白石を拝めなくなったら、わたしは生きていけないんじゃないかってくらい、ずっと昔から彼だけを見てる。

「二次会行くか?」
「うーん、悩んでる。白石は?」
「俺は明日早いから行かんことにした」
「そっか」

じゃあわたしも行かない。

「みょうじ」
「うん?」
「その、胸元気ぃつけや。さっきから危ないで」

白石が珍しく照れている。いつも余裕な顔した彼が。
そう思ったら、わたしの嗜虐心が目覚め始める。

「えっ見えた?白石のエッチ」
「エッ…しゃあないやろ見えるんやから」
「白石が照れてる!珍しい、スーパーレア」
「男をからかうモンやないで。あんま見んといてや」

大きな骨ばった男性の手で、両目を覆われる。白石もちょっと酔っているみたいだった。お互い酔ってるなら、良いんじゃないの?とわたしの中の悪魔が囁く。
気づいたら、視界を奪っていた彼の手を絡めとり、掘りごたつの下できゅっと握りしめていた。
握り返してくれたところを見るに、やはり彼もそこそこ酔っている。

「…何してんねん、みょうじ」
「白石こそ握り返してんじゃん。ほどいてもいいんだよ?」

手を絡めたまま視線を送る。ああーかっこいいめっちゃすき、すごいすき。
そんなわたしを見て、白石は小さく息を吐いて苦笑いした。

「みょうじって、酔ったらいつもこうなん?」
「なわけないでしょ」

やりすぎた?引かれたかな。
手を離そうとするが、彼がそれを許してくれない。

「何してんねん、お前」
「こっちのセリフなんだけど、馬鹿」
「もうそろそろお開きやんな」
「そうね」
「みょうじは、二次会行かんやんな?」
「白石ってずるいよね…そういうとこほんと嫌いだよ」

好きが高じて逆に嫌いだよ。

「嫌いとか言わんとって。
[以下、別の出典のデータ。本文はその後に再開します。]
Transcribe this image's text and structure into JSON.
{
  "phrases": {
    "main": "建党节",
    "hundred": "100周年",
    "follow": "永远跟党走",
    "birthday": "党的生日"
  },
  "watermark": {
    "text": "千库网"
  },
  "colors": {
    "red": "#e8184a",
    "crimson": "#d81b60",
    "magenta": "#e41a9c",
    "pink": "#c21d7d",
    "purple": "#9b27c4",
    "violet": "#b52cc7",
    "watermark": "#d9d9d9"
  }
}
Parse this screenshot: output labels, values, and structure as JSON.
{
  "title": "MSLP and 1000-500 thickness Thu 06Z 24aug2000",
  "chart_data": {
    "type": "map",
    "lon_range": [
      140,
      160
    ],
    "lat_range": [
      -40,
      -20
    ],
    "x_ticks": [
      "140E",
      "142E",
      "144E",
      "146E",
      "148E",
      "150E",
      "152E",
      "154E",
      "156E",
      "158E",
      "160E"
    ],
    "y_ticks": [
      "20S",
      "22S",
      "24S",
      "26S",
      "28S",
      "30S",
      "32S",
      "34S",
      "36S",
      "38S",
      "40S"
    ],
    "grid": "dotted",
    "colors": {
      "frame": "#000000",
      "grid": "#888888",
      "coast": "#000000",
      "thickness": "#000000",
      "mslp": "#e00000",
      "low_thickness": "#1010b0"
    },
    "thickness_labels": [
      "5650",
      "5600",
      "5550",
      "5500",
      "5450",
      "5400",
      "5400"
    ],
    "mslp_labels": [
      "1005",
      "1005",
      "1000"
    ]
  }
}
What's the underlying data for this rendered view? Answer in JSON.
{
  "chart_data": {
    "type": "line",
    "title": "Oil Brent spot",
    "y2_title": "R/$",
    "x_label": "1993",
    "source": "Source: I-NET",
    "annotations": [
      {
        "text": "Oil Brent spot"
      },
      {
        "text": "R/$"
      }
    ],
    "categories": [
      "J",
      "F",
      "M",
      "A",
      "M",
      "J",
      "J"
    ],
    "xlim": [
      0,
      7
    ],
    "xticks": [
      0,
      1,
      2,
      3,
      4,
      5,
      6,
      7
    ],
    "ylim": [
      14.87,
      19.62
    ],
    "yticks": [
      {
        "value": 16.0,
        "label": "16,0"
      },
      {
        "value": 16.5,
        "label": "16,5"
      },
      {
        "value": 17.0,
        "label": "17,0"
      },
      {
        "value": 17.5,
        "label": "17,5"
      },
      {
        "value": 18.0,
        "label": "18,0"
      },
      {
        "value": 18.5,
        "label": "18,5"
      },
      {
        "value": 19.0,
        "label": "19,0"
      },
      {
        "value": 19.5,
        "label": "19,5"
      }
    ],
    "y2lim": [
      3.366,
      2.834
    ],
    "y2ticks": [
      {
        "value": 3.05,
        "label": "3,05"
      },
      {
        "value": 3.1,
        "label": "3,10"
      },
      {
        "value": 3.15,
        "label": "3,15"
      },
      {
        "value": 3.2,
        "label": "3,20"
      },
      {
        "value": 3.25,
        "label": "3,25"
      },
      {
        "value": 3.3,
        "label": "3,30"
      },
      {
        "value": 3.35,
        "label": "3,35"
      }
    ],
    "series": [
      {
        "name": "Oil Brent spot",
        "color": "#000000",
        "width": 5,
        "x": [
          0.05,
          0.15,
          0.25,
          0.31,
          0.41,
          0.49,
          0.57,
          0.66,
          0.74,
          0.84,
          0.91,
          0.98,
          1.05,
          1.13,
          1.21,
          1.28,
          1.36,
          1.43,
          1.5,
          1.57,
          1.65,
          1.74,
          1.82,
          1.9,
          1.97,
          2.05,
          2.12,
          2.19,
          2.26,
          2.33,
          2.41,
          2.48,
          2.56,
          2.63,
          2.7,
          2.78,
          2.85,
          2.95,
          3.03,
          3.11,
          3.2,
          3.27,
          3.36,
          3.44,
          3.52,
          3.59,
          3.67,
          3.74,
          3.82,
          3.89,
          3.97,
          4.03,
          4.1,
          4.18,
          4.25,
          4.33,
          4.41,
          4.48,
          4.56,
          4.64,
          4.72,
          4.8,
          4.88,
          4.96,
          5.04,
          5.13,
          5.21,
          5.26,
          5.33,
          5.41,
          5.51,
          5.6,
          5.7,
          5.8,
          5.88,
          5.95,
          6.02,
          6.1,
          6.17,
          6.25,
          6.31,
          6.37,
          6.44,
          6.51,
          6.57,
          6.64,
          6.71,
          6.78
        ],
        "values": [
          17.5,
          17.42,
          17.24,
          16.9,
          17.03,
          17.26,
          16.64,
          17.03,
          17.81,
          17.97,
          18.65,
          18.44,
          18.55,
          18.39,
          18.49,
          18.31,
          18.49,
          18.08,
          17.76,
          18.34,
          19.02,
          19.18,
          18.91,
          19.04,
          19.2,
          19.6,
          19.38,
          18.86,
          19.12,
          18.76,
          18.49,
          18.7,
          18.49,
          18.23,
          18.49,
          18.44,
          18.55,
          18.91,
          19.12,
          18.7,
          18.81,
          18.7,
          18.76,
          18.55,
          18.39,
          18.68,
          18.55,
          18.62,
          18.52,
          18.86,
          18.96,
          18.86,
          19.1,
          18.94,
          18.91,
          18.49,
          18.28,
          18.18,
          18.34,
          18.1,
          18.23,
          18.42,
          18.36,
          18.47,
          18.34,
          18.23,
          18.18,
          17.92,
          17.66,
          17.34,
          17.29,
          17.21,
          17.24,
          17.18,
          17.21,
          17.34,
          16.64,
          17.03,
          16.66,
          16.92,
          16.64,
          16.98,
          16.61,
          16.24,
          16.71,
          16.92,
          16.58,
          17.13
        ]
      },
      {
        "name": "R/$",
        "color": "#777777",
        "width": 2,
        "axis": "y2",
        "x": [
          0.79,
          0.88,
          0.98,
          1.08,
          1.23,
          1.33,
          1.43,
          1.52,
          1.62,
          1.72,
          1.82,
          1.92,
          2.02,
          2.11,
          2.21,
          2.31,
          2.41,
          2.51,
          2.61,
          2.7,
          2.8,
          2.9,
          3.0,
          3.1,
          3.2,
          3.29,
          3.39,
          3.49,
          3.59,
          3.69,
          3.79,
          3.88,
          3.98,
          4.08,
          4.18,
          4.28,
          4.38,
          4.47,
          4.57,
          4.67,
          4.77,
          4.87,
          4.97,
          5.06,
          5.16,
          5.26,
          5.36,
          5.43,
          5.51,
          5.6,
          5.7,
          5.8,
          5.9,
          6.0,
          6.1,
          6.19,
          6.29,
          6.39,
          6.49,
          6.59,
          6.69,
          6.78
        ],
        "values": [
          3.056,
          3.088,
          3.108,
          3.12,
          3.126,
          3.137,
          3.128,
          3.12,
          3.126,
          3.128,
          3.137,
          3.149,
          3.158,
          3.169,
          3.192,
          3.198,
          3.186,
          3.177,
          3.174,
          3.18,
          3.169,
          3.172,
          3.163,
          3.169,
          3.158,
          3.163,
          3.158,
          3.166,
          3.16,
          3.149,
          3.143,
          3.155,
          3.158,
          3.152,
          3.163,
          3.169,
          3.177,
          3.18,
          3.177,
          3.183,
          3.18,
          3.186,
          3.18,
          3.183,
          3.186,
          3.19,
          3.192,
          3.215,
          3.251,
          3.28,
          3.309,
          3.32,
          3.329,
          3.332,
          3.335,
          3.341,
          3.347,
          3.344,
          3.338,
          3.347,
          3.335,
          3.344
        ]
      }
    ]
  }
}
こういうときのスマートな誘い方わからんねん」
「一個良い?」
「何?」
「彼女いたりする?」

そう尋ねると、白石は首を横にふるふると振った。

「嘘つくな、いないわけあるか」
「いて、ホンマやもん」
「もんとか言うな可愛いムカつく」

急に白石がわたしの肩に頭を預けてきた。ぎょっとしていると、悪戯っぽく彼は言う。

「飲み過ぎた、アカンこれ二次会行けないから家が近いみょうじに送ってもらうわ、っていう体で行くか。協力してや」

ざけんな。自分で言うのもなんですけど私のほうがベロベロだわ!家も全然近くないし!

「嫌い、白石」
「おおきに。俺からも一個ええ?」
「何」

頭をわたしに預け、こっちを見ないまま白石は続けた。わたしはというと、お酒のせいかこのせいかわからないけれど動悸がやばい。

「俺のこと男として見とった?」
「は」
「高校んとき」
「見てないわけなくない?」
「……ホンマか?」
「ほんとずるいムカつく、気づいてたくせに」
「俺も」
「え?」
「俺もやから」

何に対する俺も?と聞く前に、白石はわたしに寄りかかったまま眠ってしまったのだった。